İnsan fıtraten sosyal bir varlıktır. Kabiliyetlerini inkişaf ettirmek, ihtiyaçlarını gidermek ve zararlı şeylerden korunmak için bir topluluk içinde yaşamaya mecburdur. Sosyoloji insanları kimliklerine göre çeşitli şekilde alt gruplara ayırıp inceler. Allah (cc): “Ey insanlar! Biz sizi bir erkekle bir dişiden yarattık; sonra da, birbirinizi tanıyasınız diye milletlere ve kabilelere ayırdık.” (Hucurat Sûresi, 49:13) buyuruyor. 

Bediüzzaman Hazretleri bu âyetin mealini şöyle verir: “Sizi taife taife, millet millet, kabile kabile yaratmışım, tâ birbirinizi tanımalısınız ve birbirinizdeki hayat-ı içtimaiyeye ait münasebetlerinizi bilesiniz, birbirinize muavenet edesiniz. Yoksa, sizi kabile kabile yaptım ki, yekdiğerinize karşı inkârla yabanî bakasınız, husûmet ve adâvet edesiniz değildir.” (Mektubat-450)

***

Hakikat böyle iken ‘yekdiğerine inkârla, yabanî bakmak’ ne kadar doğru? ‘Husûmet ve adâvet etmek’ insana ve insanlığa ne kadar yakışır? Verilen hayat enerjisini birbirimizi tüketmekte kullanmak akıllıca bir iş mi?

Önce rengimize göre düşmanlık ediyoruz: Siyah derili, sarı derili, beyaz derili, kızılderili... Sonra kıt’alara göre; Asyalılar, Avrupalılar, Afrikalılar... Daha sonra ırklar düşmanlık sebebi oluyor.. Türkler, Kürtler, Araplar, Acemler, İngilizler, Almanlar vs..

Başka bir sebep ise inanç ve düşünce farklılıkları. Yüzyıl süren mezhep savaşları, hilâl-haçlı mücadelesi, engizisyon mahkemeleri, içtihat farkından doğan dahili muharebeler... Komünistler faşistler, Aleviler, Sünniler, Kemalistler, Abdülhamidçiler.. Tarih boyunca çeşitli fikir akımları arasındaki mücadeleler.. Partiler arası ve partiiçi çekişmeler... Demok- ratlar, Halkçılar, Irkçılar vs...

Aynı dinî inanca veya siyasî, felsefî görüşe sahip kişiler arasındaki itiş-kakışlar.

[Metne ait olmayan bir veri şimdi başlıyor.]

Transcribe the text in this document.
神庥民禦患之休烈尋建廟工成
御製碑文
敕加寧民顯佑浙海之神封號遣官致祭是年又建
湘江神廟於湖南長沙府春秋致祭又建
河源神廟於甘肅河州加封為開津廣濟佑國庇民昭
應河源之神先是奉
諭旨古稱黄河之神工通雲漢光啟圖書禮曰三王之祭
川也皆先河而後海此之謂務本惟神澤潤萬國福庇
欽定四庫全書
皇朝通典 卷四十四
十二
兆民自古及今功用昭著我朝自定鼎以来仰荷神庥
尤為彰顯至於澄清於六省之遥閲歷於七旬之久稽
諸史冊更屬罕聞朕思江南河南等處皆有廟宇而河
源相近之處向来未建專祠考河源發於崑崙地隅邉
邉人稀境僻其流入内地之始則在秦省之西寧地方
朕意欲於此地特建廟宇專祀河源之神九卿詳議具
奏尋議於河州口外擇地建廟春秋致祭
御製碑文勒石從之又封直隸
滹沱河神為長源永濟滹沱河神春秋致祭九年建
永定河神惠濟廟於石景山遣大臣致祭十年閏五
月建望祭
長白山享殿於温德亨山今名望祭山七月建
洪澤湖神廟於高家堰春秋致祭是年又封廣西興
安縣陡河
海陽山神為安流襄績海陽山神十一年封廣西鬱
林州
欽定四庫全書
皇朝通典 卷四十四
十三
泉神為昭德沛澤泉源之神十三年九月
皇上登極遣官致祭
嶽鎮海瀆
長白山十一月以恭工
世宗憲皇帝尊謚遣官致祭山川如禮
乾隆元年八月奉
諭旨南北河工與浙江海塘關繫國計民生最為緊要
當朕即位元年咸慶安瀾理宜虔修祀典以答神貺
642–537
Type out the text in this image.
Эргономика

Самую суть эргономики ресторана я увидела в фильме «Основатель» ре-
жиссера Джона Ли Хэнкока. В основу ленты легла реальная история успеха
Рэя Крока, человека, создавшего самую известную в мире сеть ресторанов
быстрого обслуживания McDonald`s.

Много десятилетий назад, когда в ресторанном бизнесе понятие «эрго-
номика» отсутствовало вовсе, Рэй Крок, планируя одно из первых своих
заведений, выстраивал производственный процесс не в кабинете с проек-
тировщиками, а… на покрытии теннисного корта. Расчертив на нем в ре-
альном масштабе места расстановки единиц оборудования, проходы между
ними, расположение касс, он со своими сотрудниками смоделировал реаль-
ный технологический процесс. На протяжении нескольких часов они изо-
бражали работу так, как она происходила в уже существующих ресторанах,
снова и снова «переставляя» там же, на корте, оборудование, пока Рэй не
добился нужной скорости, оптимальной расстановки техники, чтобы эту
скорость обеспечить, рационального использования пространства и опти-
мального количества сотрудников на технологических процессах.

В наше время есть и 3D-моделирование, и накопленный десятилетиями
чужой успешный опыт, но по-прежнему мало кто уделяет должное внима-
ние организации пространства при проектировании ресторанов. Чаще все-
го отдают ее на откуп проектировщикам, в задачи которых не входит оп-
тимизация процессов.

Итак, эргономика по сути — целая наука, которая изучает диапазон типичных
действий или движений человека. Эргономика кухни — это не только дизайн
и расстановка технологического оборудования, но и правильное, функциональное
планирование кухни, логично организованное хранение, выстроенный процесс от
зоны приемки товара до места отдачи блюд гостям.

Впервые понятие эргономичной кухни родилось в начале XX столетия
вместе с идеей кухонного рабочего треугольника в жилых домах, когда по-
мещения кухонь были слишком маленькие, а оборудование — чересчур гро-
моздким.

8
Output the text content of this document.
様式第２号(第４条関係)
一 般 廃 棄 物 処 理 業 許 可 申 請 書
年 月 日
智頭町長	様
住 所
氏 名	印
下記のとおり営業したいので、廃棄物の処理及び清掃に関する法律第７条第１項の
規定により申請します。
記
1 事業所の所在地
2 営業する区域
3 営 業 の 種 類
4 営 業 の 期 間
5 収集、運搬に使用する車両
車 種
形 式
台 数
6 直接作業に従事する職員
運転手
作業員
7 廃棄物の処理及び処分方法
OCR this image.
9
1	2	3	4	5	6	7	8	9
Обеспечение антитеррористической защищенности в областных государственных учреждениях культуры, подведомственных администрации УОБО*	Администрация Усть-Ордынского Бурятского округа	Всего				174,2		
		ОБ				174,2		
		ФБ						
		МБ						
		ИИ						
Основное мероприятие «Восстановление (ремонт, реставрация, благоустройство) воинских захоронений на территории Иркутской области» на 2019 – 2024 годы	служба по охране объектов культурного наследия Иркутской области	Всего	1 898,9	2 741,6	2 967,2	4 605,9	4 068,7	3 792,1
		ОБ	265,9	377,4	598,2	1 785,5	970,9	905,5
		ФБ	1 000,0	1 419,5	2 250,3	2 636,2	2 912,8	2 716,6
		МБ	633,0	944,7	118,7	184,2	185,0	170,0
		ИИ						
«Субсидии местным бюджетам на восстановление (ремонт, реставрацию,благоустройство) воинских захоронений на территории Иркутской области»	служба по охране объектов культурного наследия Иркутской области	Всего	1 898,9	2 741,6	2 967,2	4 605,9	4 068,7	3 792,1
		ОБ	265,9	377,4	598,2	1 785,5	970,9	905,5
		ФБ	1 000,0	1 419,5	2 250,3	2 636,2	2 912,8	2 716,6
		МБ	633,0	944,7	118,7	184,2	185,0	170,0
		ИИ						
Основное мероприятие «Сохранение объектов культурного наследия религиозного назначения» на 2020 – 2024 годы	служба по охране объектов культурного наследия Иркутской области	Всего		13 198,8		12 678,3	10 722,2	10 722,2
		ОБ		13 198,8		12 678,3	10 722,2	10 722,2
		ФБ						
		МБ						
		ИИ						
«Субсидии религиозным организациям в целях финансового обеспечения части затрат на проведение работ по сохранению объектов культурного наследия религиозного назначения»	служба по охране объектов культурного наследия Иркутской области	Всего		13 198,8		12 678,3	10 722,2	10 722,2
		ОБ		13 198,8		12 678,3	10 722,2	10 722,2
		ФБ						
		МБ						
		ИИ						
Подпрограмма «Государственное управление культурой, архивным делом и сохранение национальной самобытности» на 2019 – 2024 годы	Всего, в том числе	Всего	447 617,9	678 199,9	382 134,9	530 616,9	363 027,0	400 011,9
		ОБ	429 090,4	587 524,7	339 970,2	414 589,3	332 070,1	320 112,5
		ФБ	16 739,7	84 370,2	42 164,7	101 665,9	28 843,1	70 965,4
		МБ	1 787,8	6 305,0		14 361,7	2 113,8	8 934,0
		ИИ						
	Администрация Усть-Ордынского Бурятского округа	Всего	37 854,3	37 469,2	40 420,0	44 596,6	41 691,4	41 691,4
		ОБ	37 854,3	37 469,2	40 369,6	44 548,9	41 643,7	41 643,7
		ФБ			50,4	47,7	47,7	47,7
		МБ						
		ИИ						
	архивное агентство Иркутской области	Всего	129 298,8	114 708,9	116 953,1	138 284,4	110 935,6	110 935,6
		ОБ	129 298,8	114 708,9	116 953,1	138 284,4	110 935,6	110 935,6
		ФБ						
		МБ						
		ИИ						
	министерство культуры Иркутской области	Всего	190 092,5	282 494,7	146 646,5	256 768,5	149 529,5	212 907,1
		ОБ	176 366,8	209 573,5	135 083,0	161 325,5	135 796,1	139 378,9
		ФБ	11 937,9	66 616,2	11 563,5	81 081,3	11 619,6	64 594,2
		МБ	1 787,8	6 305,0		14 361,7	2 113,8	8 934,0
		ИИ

A Partisini destekleyenler, B Partisini destekleyenler... Şehirlerarası ötekileştirmeler, Bayburt’lular Gümüşhane’liler, İstanbul’lular taşralılar.. Gelir dağılımına göre.. zenginler fakirler, işçiler patronlar..

***

Parçala! Böl! Yok et! Hükmet! Sakın dostça ve kardeşçe geçinmelerine, enerjilerini kalkınma, ilim, sanat, marifet, teknoloji, medeniyet için birleştirmelerine fırsat verme! Birbirleriyle boğuşup dursunlar! Fitne ve fesat odakları da keyifle ellerini oğuştursunlar!.. Bu talimatların kaynağı neresi? İnsanlığın lehine mi, aleyhine mi?

Hicretini bu günlerde idrak ettiğimiz Efendimiz (asm) 1400 sene önce uyarmış: “Allah indinde en şerefliniz takvâca en ileri olanınızdır. Arabın Arap olmayan (acem) üzerine bir üstünlüğü yoktur. Arap olmayanın da Arap üzerine bir üstünlüğü yoktur. Siyah derili olanın beyaz derili üzerine bir üstünlüğü yoktur, beyazın da siyah derili üzerine bir üstünlüğü yoktur. Üstünlük sadece takvâ iledir.” (Cem’u’l-Fevâid, 1/510, hadis no: 3632)

***

İnsan kendi eliyle kendi huzurunu yok ediyor, kendi kıyametini çabuklaştırıyor. Herkes ve her kesim bir an kavga ve boğuşmaya ara verip Kur’ân’a kulak vermelidir. “Biz, onların, hangilerinin daha güzel, daha değerli, bilinçli, amaçla örtüşen niyete dayalı, devamlı ameller işleyeceğini denemek için, yeryüzündeki her şeyi, kendine has cezbedici güzelliklere sahip varlıklar olarak yarattık.” (Kehf -7) “Tefekkür etmez misiniz?” (En’âm - 50) “Gereği gibi düşünmezler mi?” (Nisâ - 82) “Akıl etmezler mi?” (Yâsin – 68)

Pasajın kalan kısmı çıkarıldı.